Abstract: Achieving policy goals often requires different policies for different places, but the assignment of places to policies is often arbitrary, political, or based on anecdotal evidence. We argue that there are simple analytical techniques to improve policy by allocating places into corresponding ‘policy regimes’ in a more objective manner. We show how to implement this approach using a threshold model and relate the policy design to the underlying concept of agglomeration economies. Policies are implicitly based on an underlying hypothesis that adjusting specific factors will generate the desired outcome. The threshold approach modifies the underlying theory to allow for stepwise regimes, rather than a continuous function. These regimes determine bands of similar regions, or thresholds define when key variables have the greatest rate of rapid change in slope.
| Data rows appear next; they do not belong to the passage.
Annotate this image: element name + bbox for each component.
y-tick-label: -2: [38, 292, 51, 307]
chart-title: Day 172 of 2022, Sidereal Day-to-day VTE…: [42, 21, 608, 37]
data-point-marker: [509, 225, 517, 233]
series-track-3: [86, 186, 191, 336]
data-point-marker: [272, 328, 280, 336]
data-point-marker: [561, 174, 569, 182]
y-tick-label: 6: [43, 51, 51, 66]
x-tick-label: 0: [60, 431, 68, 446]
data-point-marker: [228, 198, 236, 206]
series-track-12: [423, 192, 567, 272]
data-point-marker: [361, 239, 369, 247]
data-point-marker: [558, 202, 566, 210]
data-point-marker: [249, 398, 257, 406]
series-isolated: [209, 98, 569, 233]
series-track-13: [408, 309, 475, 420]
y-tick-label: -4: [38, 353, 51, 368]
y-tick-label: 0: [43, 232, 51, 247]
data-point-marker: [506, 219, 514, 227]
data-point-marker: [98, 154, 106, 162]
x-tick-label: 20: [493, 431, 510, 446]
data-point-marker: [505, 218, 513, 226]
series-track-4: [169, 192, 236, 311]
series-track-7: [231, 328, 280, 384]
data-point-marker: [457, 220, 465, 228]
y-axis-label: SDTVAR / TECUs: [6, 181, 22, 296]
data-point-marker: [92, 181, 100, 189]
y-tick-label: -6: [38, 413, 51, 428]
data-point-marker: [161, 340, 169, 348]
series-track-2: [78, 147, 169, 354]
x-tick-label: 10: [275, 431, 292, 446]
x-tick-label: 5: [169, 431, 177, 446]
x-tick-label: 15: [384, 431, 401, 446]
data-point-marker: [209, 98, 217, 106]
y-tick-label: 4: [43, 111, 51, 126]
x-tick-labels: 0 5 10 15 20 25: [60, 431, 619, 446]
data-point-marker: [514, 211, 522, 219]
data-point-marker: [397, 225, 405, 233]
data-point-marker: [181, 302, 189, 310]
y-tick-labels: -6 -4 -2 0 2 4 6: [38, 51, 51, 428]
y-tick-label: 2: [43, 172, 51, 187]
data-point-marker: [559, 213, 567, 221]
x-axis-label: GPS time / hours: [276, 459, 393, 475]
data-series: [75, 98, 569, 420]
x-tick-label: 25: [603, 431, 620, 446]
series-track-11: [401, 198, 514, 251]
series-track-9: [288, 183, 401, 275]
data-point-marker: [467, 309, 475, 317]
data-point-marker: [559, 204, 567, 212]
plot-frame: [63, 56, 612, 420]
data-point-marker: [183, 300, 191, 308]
Policy-makers can then assign places to policy regimes either according to bands in which similar places would require similar policy settings, or to target places just below thresholds to achieve greater impact by shifting places between thresholds. Bands and thresholds are determined by the data, rather than by anecdotal evidence, arbitrary assignment, bureaucratic experience, or political aims. We use the example of agglomeration economies in Australian cities to demonstrate this suggested approach.

Published: Bond-Smith, S., & Leishman, C. (2024). Threshold regressions for more objective urban and regional policies. Cities, 149.